Today, we are even more aware of the importance of being outside and enjoying the natural world around us. By interacting with it, spending time in it, experiencing it and appreciating it, we can reap the benefits of feeling happier and healthier as a result. Recollections of these special times and captured moments feed into our shared memories and our dreams.
Through the ‘Discarded Dreams’ series, Brian Neish explores the idea of re-imagining dreams of landscape that seem to be common to us all. He originally devised the series in 2019, in preparation for an exhibition of small paintings due to be hung at the Ivy Brown Gallery in New York in 2020. This was at a time when no one had any idea of the unforeseen impact that Covid that would have on us all.

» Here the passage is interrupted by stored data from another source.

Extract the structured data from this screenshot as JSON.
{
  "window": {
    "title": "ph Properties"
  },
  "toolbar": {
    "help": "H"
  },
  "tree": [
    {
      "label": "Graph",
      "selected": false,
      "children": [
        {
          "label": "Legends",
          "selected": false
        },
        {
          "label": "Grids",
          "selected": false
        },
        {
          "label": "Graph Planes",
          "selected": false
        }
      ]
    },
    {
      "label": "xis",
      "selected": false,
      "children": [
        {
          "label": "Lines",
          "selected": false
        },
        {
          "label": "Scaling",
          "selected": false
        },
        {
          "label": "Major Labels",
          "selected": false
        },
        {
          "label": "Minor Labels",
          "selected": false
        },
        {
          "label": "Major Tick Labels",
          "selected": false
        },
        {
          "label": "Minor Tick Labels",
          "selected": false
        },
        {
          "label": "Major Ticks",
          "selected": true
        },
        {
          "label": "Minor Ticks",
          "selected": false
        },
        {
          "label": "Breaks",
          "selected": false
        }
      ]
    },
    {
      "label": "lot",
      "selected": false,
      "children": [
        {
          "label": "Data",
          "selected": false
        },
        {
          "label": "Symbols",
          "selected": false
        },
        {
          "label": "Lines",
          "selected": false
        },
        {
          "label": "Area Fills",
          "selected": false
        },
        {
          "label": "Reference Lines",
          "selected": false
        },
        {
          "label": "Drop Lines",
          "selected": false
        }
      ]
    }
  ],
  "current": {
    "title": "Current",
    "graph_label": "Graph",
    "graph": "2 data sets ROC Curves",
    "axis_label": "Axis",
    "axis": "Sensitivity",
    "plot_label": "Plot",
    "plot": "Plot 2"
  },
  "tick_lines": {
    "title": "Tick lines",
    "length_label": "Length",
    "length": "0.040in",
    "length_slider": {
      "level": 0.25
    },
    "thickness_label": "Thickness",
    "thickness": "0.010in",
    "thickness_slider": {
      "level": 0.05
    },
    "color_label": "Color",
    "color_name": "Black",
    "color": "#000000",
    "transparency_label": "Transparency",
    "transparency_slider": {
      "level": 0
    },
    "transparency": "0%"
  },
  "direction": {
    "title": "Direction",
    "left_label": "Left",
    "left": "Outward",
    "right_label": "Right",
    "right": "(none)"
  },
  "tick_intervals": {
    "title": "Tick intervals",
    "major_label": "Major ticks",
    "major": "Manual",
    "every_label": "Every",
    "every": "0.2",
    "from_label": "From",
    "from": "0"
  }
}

Brian scavenged local charity and thrift shops for second-hand frames that contained images of landscapes that had clearly once adorned people’s walls or shelves, pictures that presumably meant something to them and that they had valued. He decided to breathe new life into these discarded frames by creating images of mainly woodland landscape in paint on board. He was influenced by the original motifs they once contained while featuring ‘stills’ from dreams he still has. These dreams are derived from memories of personal experiences in landscape, or memorable photographs, or even scenes from films that never seem to fade.
Usually a painting is only framed once it has been completed. However on this occasion, Brian set each of the old frames onto fresh board before starting to paint his dreams and memories of landscape. As he created the paintings the paint started to cover the frames as well. For him, “Colour and texture from the painted images on board spilled out onto the wooden frames in a gesture as though to integrate and embrace them.”